Researchers have recently created a machine learning computer model that can simulate the metabolism of cancer cells. This team, from the Life Sciences Research Unit at the University of Luxembourg, used this technique to analyze the effects of various drugs on stopping cancer development. Their findings were covered in an open access article in the Lancet journal EBioMedicine.

Once cells undergo morphological changes to become malignant, they begin utilizing different metabolic processes than healthy cells. Though this metabolic pathway is focused acutely on growth and proliferation, this limitation makes the cancer cell less able to adapt to changes.

“Their metabolism is much leaner than that of healthy cells, as they are just focused on growth,” explained Thomas Sauter, Professor of Systems Biology at the University of Luxembourg and lead author of the paper. “However, this makes them more vulnerable to interruptions in the chain of chemical reactions that the cells depend on. Whereas healthy cells can take alternative routes when one metabolic path is disabled, this is more difficult for cancer cells. In our study, we investigated how drugs or combinations of drugs could be used to switch off certain proteins in cancer cells and thereby interrupt the cell’s metabolism.”

After creating digital models of both healthy and cancerous cells, the researchers then incorporated genetic data from 10,000 patients within the Cancer Genome Atlas of the American National Cancer Institute. These computer models were used by the researchers to simulate the effects of different compounds on cellular metabolism. Simulating with the cancer cell models showed which drugs can effectively inhibit cancer growth, while simulating with the healthy cells tested the safety of these drugs. By screening for drugs that are effective and safe, this system allows researchers to rule out poor candidates before lab testing.

The researchers assessed roughly 800 drugs on these cell models using their predictive machine learning model and 40 of these tested compounds were found to combat cancer development. About half of these drugs were already identified as anti-cancer therapies, but only 17 are currently approved only for other treatments.

“Our tool can help with the so-called ‘drug repositioning’, which means that new therapeutically purposes are found for existing medication,” Sauter said. “This could significantly reduce the cost and time for drug development.”

The models tested so far have only been for colorectal cancer, but Sauter claims that the AI system would work for all types of cancer as well.

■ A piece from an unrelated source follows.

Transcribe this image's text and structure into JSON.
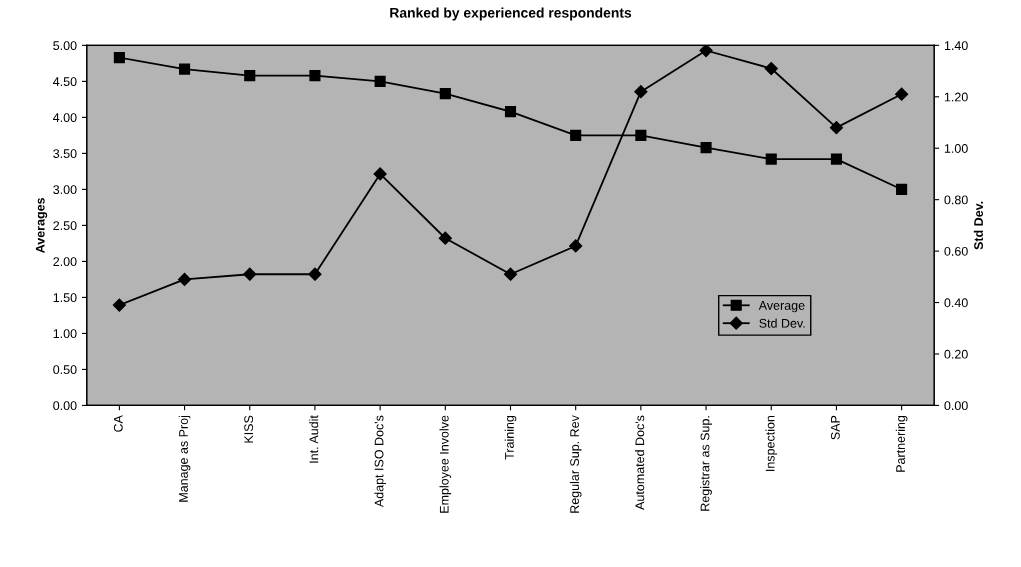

He and his colleagues will potentially move into developing commercial uses for this technique.

First author Dr. Maria Pacheco highlighted the efficiency of their mathematical approach. “We managed to create 10,000 patient models within one week, without the use of high-performance computing. This is exceptionally fast,” explained Pacheco, who is also a postdoctoral researcher at the University of Luxembourg.

Another collaborator on the study, Dr. Elisabeth Letellier, feels that their work could revolutionize how individualized cancer therapy regimens are designed. “In the future, this could allow us to build models of individual cancer patients and virtually test drugs in order to find the most efficient combination. This could also bring fresh hope to patients for whom known therapies haven proven to be ineffective,” said Letellier, principal investigator at the Molecular Disease Mechanisms group at the University of Luxembourg.